イスラエル当局は3月20日、イスラエル国防軍予備役兵ラズ・コーエン(Raz Cohen)を起訴し、約1,000ドルの暗号通貨支払いを受けてイランの情報連絡者に「アイアン・ドーム」(Iron Dome)防空システムの機密情報を漏洩したとしています。この事件は、イスラエル国家安全保障局と警察のLahav 433チームが「咆哮雄獅子作戦」後に共同でエルサレム地方裁判所に提訴したものです。
コーエンは現在26歳で、2019年から2022年までの兵役期間中、「アイアン・ドーム」システムの指揮統制部門に勤務し、システムの実操作の詳細や基地の展開情報を掌握していました。『イスラエル・タイムズ』の報道によると、彼は2025年12月からTelegramを通じてイランの連絡者と接触を開始し、約1か月の間に合計27枚の写真と動画を送信しました。内容は以下の通りです:
・「アイアン・ドーム」システムの射撃手順、射速、弾薬補充作業
・ハツェリム(Hatzerim)とパルマヒム(Palmachim)基地の「アイアン・ドーム」電池陣地のGPS座標
・7つのイスラエル空軍基地の位置情報
・イスラエルの安全保障関係者の個人情報(大統領府の警備員や空軍パイロットの親族を含む)
コーエンはシステムの技術情報だけでなく、自らの軍歴も連絡者に明かし、情報漏洩の信頼性と危険性を大きく高めました。
この事件は、敵対的な情報機関が現代のデジタル環境下でどのように具体的に操作しているかを示しています。少額の暗号通貨支払いを誘因とし、暗号化通信アプリ(Telegramなど)を通じて有効な安全許可を持つ軍関係者に接触します。表面上は微々たる金額に見えますが、情報買収者にとっては、低コストで高度な防御システムの操作詳細や展開座標を入手できることは、非対称戦略上非常に価値があります。
暗号通貨支払いの匿名性:少額の暗号通貨支払いは従来の金融監視を回避しやすく、資金の追跡リスクを低減します。
Telegramの暗号通信の特性:エンドツーエンド暗号化により、リクルートのやり取りをリアルタイムで検知しにくく、情報連絡の技術的隠蔽を可能にします。
退役軍人の安全許可残存リスク:コーエンは退役後も実操作の知識を保持しており、その知識は在職中の実接触に基づくものであり、意図的な窃取によるものではありません。
ソーシャル・エンジニアリングと人員の脆弱性:連絡者は後にコーエンの妹の写真を脅迫に利用し、心理的コントロールの手段を示しています。
イスラエル当局は、過去2年間で数十人のイスラエル人がイラン関連の容疑で告発されていると指摘しています。
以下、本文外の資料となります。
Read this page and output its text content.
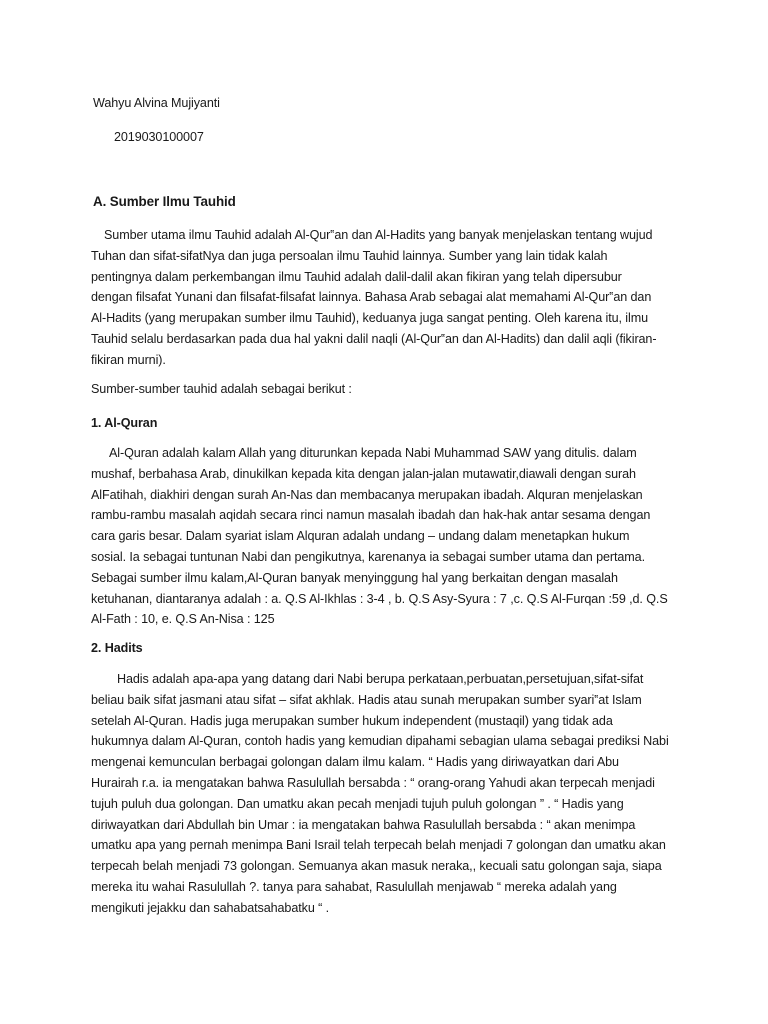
Wahyu Alvina Mujiyanti
2019030100007
A. Sumber Ilmu Tauhid
Sumber utama ilmu Tauhid adalah Al-Qur‟an dan Al-Hadits yang banyak menjelaskan tentang wujud
Tuhan dan sifat-sifatNya dan juga persoalan ilmu Tauhid lainnya. Sumber yang lain tidak kalah
pentingnya dalam perkembangan ilmu Tauhid adalah dalil-dalil akan fikiran yang telah dipersubur
dengan filsafat Yunani dan filsafat-filsafat lainnya. Bahasa Arab sebagai alat memahami Al-Qur‟an dan
Al-Hadits (yang merupakan sumber ilmu Tauhid), keduanya juga sangat penting. Oleh karena itu, ilmu
Tauhid selalu berdasarkan pada dua hal yakni dalil naqli (Al-Qur‟an dan Al-Hadits) dan dalil aqli (fikiran-
fikiran murni).
Sumber-sumber tauhid adalah sebagai berikut :
1. Al-Quran
Al-Quran adalah kalam Allah yang diturunkan kepada Nabi Muhammad SAW yang ditulis. dalam
mushaf, berbahasa Arab, dinukilkan kepada kita dengan jalan-jalan mutawatir,diawali dengan surah
AlFatihah, diakhiri dengan surah An-Nas dan membacanya merupakan ibadah. Alquran menjelaskan
rambu-rambu masalah aqidah secara rinci namun masalah ibadah dan hak-hak antar sesama dengan
cara garis besar. Dalam syariat islam Alquran adalah undang – undang dalam menetapkan hukum
sosial. Ia sebagai tuntunan Nabi dan pengikutnya, karenanya ia sebagai sumber utama dan pertama.
Sebagai sumber ilmu kalam,Al-Quran banyak menyinggung hal yang berkaitan dengan masalah
ketuhanan, diantaranya adalah : a. Q.S Al-Ikhlas : 3-4 , b. Q.S Asy-Syura : 7 ,c. Q.S Al-Furqan :59 ,d. Q.S
Al-Fath : 10, e. Q.S An-Nisa : 125
2. Hadits
Hadis adalah apa-apa yang datang dari Nabi berupa perkataan,perbuatan,persetujuan,sifat-sifat
beliau baik sifat jasmani atau sifat – sifat akhlak. Hadis atau sunah merupakan sumber syari‟at Islam
setelah Al-Quran. Hadis juga merupakan sumber hukum independent (mustaqil) yang tidak ada
hukumnya dalam Al-Quran, contoh hadis yang kemudian dipahami sebagian ulama sebagai prediksi Nabi
mengenai kemunculan berbagai golongan dalam ilmu kalam. “ Hadis yang diriwayatkan dari Abu
Hurairah r.a. ia mengatakan bahwa Rasulullah bersabda : “ orang-orang Yahudi akan terpecah menjadi
tujuh puluh dua golongan. Dan umatku akan pecah menjadi tujuh puluh golongan ” . “ Hadis yang
diriwayatkan dari Abdullah bin Umar : ia mengatakan bahwa Rasulullah bersabda : “ akan menimpa
umatku apa yang pernah menimpa Bani Israil telah terpecah belah menjadi 7 golongan dan umatku akan
terpecah belah menjadi 73 golongan. Semuanya akan masuk neraka,, kecuali satu golongan saja, siapa
mereka itu wahai Rasulullah ?. tanya para sahabat, Rasulullah menjawab “ mereka adalah yang
mengikuti jejakku dan sahabatsahabatku “ .
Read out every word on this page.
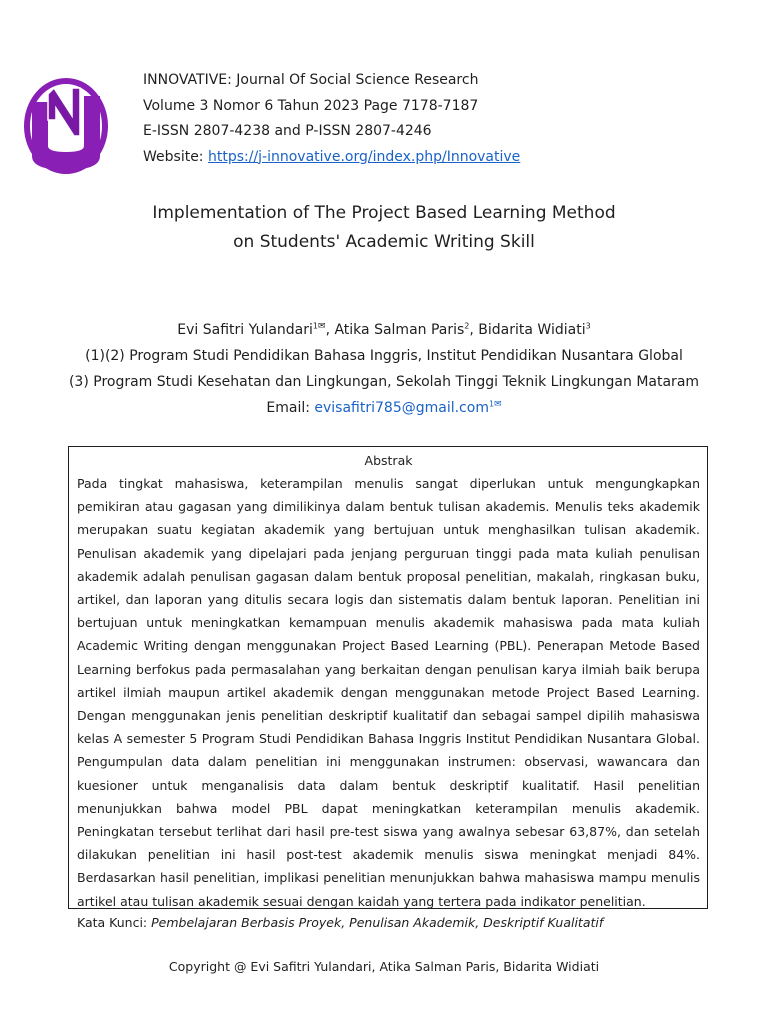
INNOVATIVE: Journal Of Social Science Research
Volume 3 Nomor 6 Tahun 2023 Page 7178-7187
E-ISSN 2807-4238 and P-ISSN 2807-4246
Website: https://j-innovative.org/index.php/Innovative
Implementation of The Project Based Learning Method
on Students' Academic Writing Skill
Evi Safitri Yulandari$^{1✉}$, Atika Salman Paris$^2$, Bidarita Widiati$^3$
(1)(2) Program Studi Pendidikan Bahasa Inggris, Institut Pendidikan Nusantara Global
(3) Program Studi Kesehatan dan Lingkungan, Sekolah Tinggi Teknik Lingkungan Mataram
Email: evisafitri785@gmail.com$^{1✉}$
Abstrak

Pada tingkat mahasiswa, keterampilan menulis sangat diperlukan untuk mengungkapkan pemikiran atau gagasan yang dimilikinya dalam bentuk tulisan akademis. Menulis teks akademik merupakan suatu kegiatan akademik yang bertujuan untuk menghasilkan tulisan akademik. Penulisan akademik yang dipelajari pada jenjang perguruan tinggi pada mata kuliah penulisan akademik adalah penulisan gagasan dalam bentuk proposal penelitian, makalah, ringkasan buku, artikel, dan laporan yang ditulis secara logis dan sistematis dalam bentuk laporan. Penelitian ini bertujuan untuk meningkatkan kemampuan menulis akademik mahasiswa pada mata kuliah Academic Writing dengan menggunakan Project Based Learning (PBL). Penerapan Metode Based Learning berfokus pada permasalahan yang berkaitan dengan penulisan karya ilmiah baik berupa artikel ilmiah maupun artikel akademik dengan menggunakan metode Project Based Learning. Dengan menggunakan jenis penelitian deskriptif kualitatif dan sebagai sampel dipilih mahasiswa kelas A semester 5 Program Studi Pendidikan Bahasa Inggris Institut Pendidikan Nusantara Global. Pengumpulan data dalam penelitian ini menggunakan instrumen: observasi, wawancara dan kuesioner untuk menganalisis data dalam bentuk deskriptif kualitatif. Hasil penelitian menunjukkan bahwa model PBL dapat meningkatkan keterampilan menulis akademik. Peningkatan tersebut terlihat dari hasil pre-test siswa yang awalnya sebesar 63,87%, dan setelah dilakukan penelitian ini hasil post-test akademik menulis siswa meningkat menjadi 84%. Berdasarkan hasil penelitian, implikasi penelitian menunjukkan bahwa mahasiswa mampu menulis artikel atau tulisan akademik sesuai dengan kaidah yang tertera pada indikator penelitian.

Kata Kunci: Pembelajaran Berbasis Proyek, Penulisan Akademik, Deskriptif Kualitatif
Copyright @ Evi Safitri Yulandari, Atika Salman Paris, Bidarita Widiati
イラン戦争の勃発以降、ソーシャルメディアや暗号通信アプリを利用したリクルート活動が著しく増加し、安全許可を持つ現役・退役軍人の浸透を防ぐことが、国家安全保障上の喫緊の課題となっています。
コーエンは最終的に2026年2月に連絡先をブロックし、Telegramアカウントを削除しましたが、手遅れでした。3月1日、イラン戦争の翌日に逮捕されました。
この事件の完全な動機は公開されていませんが、詳細から、コーエンは連絡過程で家族の写真を脅迫に利用されていたことがわかります。これは、金銭的誘惑と心理的圧迫の二重の操作を示しています。1,000ドルという金額は低廉ですが、情報活動のコスト効果の論理を反映しており、買い手にとっては、非常に低コストで得られる情報でも戦略的価値があることを示しています。
暗号通貨の支払いは、従来の金融経由の追跡が困難なため、情報買収者がターゲットに資金を移動させる際に追跡されにくくなります。暗号通信アプリ(Telegramなど)と併用することで、従来の情報収集手法に対抗できる操作フローを形成しています。
起訴状によると、コーエンは複数のアイアン・ドーム電池陣地のGPS座標と7つの空軍基地の位置情報を提供しました。これらの情報は攻撃目標の計画に直接利用でき、また、システムの操作手順や射速データも敵側が防御システムの効果を評価・対抗するのに役立つ可能性があります。実際の戦略的損害は完全には量化できません。